Most effort focused on the lifecycle hook option. Making sure pgbouncer received a SIGINT instead of a SIGTERM let it close out running connections safely and reject new connections. This looked like it was going to solve the problem.
It did not.
This issue plagued us for a few weeks while we worked on higher priority items and performed research / testing. The problem was consistently tied to autoscaling down and happened at roughly the same time, but didn’t occur every day or every time a pgbouncer-hosting node scaled down.
Having run out of attractive options, we built out a dedicated node pool for pgbouncer and began testing it in QA. Again, this felt bad – adding a static component to a dynamic architecture.
Prior to deploying to production, we had another queue backup.
We looked at the pgbouncer logs during the last autoscaling event and noticed that neither SIGINT or SIGTERM were getting called via the lifecycle preStop hook for the container. Then we looked at how the node was getting autoscaled and compared to an event where SIGINT was issued (and the preStop hook did trigger).
When the k8s cluster autoscaler was responsible for autoscaling a node down, SIGINT was sent and pgbouncer shut down gracefully. When AWS autoscaling performed a rebalance (making sure an equal number of instances is running in each availability zone), neither SIGINT or SIGTERM were sent to the pgbouncer pod and it died gracelessly.
This explained why the issue had been inconsistent – it only happened after the k8s cluster autoscaler scaled down and then the AWS autoscaler performed a rebalance across availability zones and just happened to pick a node with pgbouncer on it.
Turns out, this is a known, if lightly documented issue. Spelunking in the Kubernetes Autoscaler docs revealed:
Cluster autoscaler does not support Auto Scaling Groups which span multiple Availability Zones; instead you should use an Auto Scaling Group for each Availability Zone and enable the –balance-similar-node-groups feature. If you do use a single Auto Scaling Group that spans multiple Availability Zones you will find that AWS unexpectedly terminates nodes without them being drained because of the rebalancing feature.

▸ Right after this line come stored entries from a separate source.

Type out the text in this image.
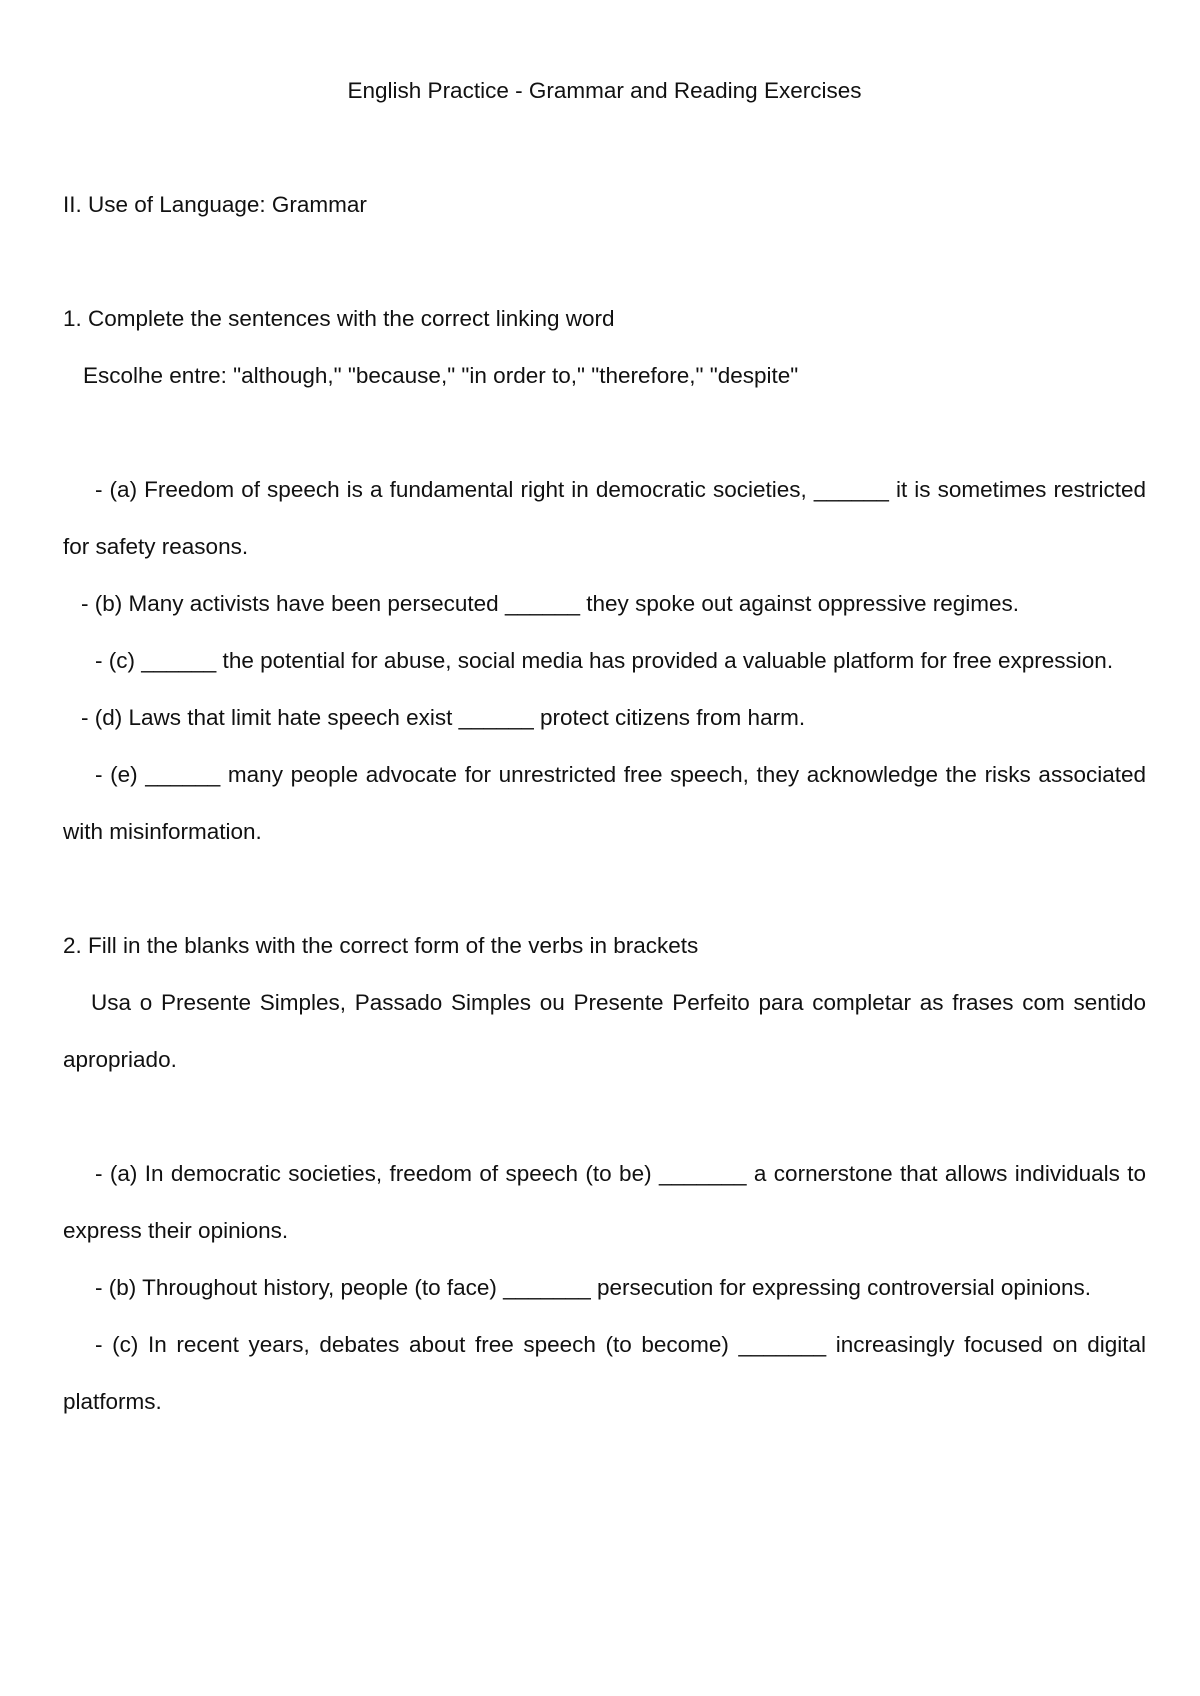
English Practice - Grammar and Reading Exercises

II. Use of Language: Grammar

1. Complete the sentences with the correct linking word

Escolhe entre: "although," "because," "in order to," "therefore," "despite"

- (a) Freedom of speech is a fundamental right in democratic societies, ______ it is sometimes restricted for safety reasons.

- (b) Many activists have been persecuted ______ they spoke out against oppressive regimes.

- (c) ______ the potential for abuse, social media has provided a valuable platform for free expression.

- (d) Laws that limit hate speech exist ______ protect citizens from harm.

- (e) ______ many people advocate for unrestricted free speech, they acknowledge the risks associated with misinformation.

2. Fill in the blanks with the correct form of the verbs in brackets

Usa o Presente Simples, Passado Simples ou Presente Perfeito para completar as frases com sentido apropriado.

- (a) In democratic societies, freedom of speech (to be) _______ a cornerstone that allows individuals to express their opinions.

- (b) Throughout history, people (to face) _______ persecution for expressing controversial opinions.

- (c) In recent years, debates about free speech (to become) _______ increasingly focused on digital platforms.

Which was our exact scenario. Derp.
The workarounds people are using:
- The thing in the docs – creating separate AWS autoscaling groups in each AZ and letting the k8s cluster autoscaler handle balancing with the –balance-similar-node-groups flag . This is kind of ugly and introduces more scaling and load-balancer complexity on the AWS side.
- Creating a node drain Lambda tied to an AWS autoscaling lifecycle hook that pauses the termination and issues drain commands on the node that’s being scaled down to let pods migrate gracefully. There is almost zero documentation for this solution. An example was added to the AWS-Samples repo about a week prior to us discovering the root cause.
It’s pretty simple, at least in hindsight.
There is much about Kubernetes that feels automagical, especially when you’re relatively new to it. Some of that is by design, it’s meant to abstract away a lot of the pain/details of the underlying infrastructure. In this case, I trusted too much in the automagicalness of the cluster autoscaler and assumed it was more tightly integrated into AWS than it currently is.
This is not a gripe, more a testament to how impressive the Kubernetes ecosystem is overall. It generally is automagical, so it’s easy to make assumptions. This is just an edge case the automagic hasn’t reached yet.